ECLI:NL:RBBRE:2007:BB9113
Rechtbank Breda
- Eerste aanleg - meervoudig
- J.J.J. Engel
- A.A. den Hartog
- G.H.C. Blommers
- Rechtspraak.nl
Ongegrondverklaring beroep tegen naheffingsaanslag omzetbelasting
In deze zaak heeft de Rechtbank Breda op 29 oktober 2007 uitspraak gedaan in een geschil tussen een belanghebbende en de inspecteur van de Belastingdienst. De belanghebbende had beroep ingesteld tegen een naheffingsaanslag omzetbelasting die op 30 maart 2005 was opgelegd voor het tijdvak van 1 januari 2000 tot en met 31 december 2000. Het beroep werd ingesteld bij brief van 13 december 2005, die op 20 december 2005 door de rechtbank was ontvangen. De rechtbank heeft een griffierecht van € 138 geheven voor de behandeling van het beroep.
Tijdens de zitting op 23 oktober 2006 te Breda heeft de belanghebbende, vertegenwoordigd door zijn gemachtigde, verklaard alle grieven ten aanzien van de naheffingsaanslag te laten varen. De rechtbank heeft geconstateerd dat, gezien deze verklaring, er geen gronden meer waren om het beroep te honoreren.
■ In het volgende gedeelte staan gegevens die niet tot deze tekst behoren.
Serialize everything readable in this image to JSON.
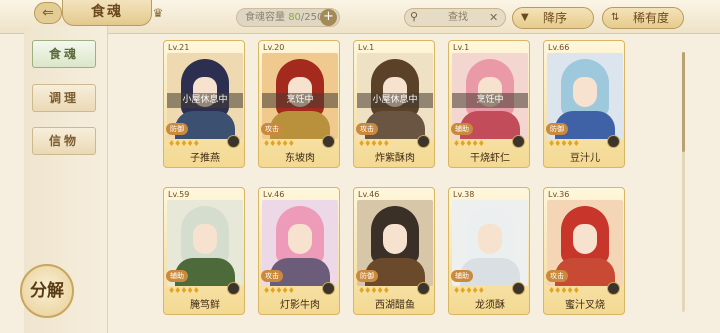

De rechtbank heeft daarom het beroep ongegrond verklaard.
De uitspraak is gedaan door een meervoudige kamer, bestaande uit de voorzitter mr. J.J.J. Engel en de rechters mr. A.A. den Hartog en mr.drs. G.H.C. Blommers. De uitspraak is op dezelfde dag in het openbaar uitgesproken in aanwezigheid van de griffier mr. J.M.J.F. Jansen. Tegen deze uitspraak staat voor partijen de mogelijkheid open om binnen zes weken hoger beroep in te stellen bij het gerechtshof te ‘s-Hertogenbosch.